Portrait financier positif au fédéral : c’est le moment d’investir dans les services publics et les travailleuses et travailleurs qui les portent à bout de bras

Selon le SCFP, le portrait financier plus favorable que prévu, présenté lors de la mise à jour économique de mardi, démontre que le gouvernement fédéral peut – et doit – investir davantage dans les services publics et les travailleuses et travailleurs qui les fournissent.

Bien que les 6 milliards de dollars consacrés au recrutement de travailleuses et travailleurs dans les métiers spécialisés soient une bonne nouvelle, le SCFP déplore que le personnel des soins soit négligé.

« Chaque personne en attente d’une chirurgie, d’une place en services éducatifs à la petite enfance ou d’une place en soins de longue durée peut vous parler de la pénurie de main-d’œuvre qui sévit dans les soins », a réagi Mark Hancock, président national du SCFP. « Il faut que le gouvernement s’engage à soutenir les secteurs des soins de la même manière qu’il le fait pour les métiers spécialisés. »
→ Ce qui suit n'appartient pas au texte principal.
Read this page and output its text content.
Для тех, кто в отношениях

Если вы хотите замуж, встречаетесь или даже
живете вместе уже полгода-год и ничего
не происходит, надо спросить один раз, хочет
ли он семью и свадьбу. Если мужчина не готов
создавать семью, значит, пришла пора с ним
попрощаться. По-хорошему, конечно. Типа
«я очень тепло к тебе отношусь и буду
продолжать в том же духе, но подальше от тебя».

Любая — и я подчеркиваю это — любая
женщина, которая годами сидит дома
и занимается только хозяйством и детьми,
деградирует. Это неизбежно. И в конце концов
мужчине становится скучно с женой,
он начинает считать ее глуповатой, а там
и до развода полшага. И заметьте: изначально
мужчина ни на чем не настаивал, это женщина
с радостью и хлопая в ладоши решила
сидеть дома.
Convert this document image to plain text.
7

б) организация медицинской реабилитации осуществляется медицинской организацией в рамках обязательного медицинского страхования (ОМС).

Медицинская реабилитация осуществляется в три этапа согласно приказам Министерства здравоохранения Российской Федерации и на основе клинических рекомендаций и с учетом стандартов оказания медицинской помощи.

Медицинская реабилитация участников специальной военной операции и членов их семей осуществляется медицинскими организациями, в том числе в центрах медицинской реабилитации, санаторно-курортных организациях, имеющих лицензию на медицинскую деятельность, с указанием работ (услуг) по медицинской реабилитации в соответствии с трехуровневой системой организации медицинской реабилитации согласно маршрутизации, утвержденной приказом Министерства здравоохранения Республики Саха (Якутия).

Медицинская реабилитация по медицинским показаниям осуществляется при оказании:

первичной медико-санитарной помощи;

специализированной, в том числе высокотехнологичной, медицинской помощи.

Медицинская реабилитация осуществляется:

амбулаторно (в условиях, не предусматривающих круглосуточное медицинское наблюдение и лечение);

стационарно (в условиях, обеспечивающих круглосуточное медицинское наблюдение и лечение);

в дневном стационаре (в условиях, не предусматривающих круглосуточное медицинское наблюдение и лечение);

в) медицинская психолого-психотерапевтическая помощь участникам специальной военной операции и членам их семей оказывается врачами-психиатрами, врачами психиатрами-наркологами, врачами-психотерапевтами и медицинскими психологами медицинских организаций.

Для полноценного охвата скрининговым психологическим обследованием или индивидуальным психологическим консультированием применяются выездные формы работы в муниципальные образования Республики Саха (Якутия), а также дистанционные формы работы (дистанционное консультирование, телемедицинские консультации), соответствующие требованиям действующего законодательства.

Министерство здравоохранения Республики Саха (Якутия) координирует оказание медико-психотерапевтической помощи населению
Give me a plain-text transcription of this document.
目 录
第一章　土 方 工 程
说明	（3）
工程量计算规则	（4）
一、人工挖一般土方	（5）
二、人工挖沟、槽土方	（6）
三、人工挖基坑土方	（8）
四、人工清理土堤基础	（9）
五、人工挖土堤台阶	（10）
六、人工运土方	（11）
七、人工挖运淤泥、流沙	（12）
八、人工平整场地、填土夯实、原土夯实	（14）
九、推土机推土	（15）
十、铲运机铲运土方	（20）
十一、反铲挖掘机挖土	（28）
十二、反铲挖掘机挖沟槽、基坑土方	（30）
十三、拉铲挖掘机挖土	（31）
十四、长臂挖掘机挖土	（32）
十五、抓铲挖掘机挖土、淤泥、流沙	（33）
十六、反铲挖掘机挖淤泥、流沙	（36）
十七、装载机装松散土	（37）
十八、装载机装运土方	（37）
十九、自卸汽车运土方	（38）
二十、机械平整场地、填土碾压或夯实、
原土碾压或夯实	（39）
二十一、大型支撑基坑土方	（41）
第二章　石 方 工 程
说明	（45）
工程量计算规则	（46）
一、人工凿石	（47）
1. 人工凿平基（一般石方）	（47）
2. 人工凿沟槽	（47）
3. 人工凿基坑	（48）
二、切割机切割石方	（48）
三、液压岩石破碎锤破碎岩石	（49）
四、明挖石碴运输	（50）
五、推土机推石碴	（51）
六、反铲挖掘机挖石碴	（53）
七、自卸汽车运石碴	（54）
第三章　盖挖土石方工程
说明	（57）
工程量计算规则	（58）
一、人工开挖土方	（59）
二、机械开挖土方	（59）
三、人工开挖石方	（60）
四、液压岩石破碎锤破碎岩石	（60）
De plus, le SCFP s’inquiète vivement du projet du gouvernement d’abaisser le taux de cotisation au RPC, et souligne que cela pourrait accroître les risques à long terme et mettre en péril la sécurité des revenus de retraite des gens qui dépendent de ce régime et de ces prestations. Cette approche ne rendra certainement pas la vie plus abordable pour les travailleuses et travailleurs.

Par ailleurs, la mise à jour économique ne prévoit aucune hausse du Transfert canadien en matière de santé, aucune somme pour l’assurance médicaments et aucun financement pour les soins dentaires au-delà de 2028.

« La meilleure façon de rendre le Canada plus fort face aux menaces économiques actuelles, c’est d’investir dans les services dont nos communautés ont besoin pour s’épanouir », a souligné Candace Rennick, secrétaire-trésorière nationale du SCFP. « Le gouvernement a convenu à maintes reprises que des programmes nationaux comme celui en petite enfance rendent la vie plus abordable pour les Canadiennes et Canadiens, mais il ne fait pas les investissements nécessaires pour que ces programmes soient réellement accessibles aux millions de familles qui en ont besoin. »

Le SCFP soulève également des préoccupations au sujet du nouveau « fonds souverain » proposé par le gouvernement, qui utiliserait jusqu’à 25 milliards de dollars de fonds publics – possiblement par la vente de biens publics existants – pour appuyer des projets du privé dans les secteurs des infrastructures, de l’extraction des ressources naturelles et de l’agriculture.

« Le SCFP est favorable à l’idée d’un fonds au service des Canadiennes et Canadiens, mais on dirait plutôt qu’on ouvre une nouvelle voie aux investisseurs pour privatiser nos infrastructures publiques essentielles, tout en détournant encore plus d’argent public vers les coffres du privé », a fait remarquer le président national du SCFP, Mark Hancock.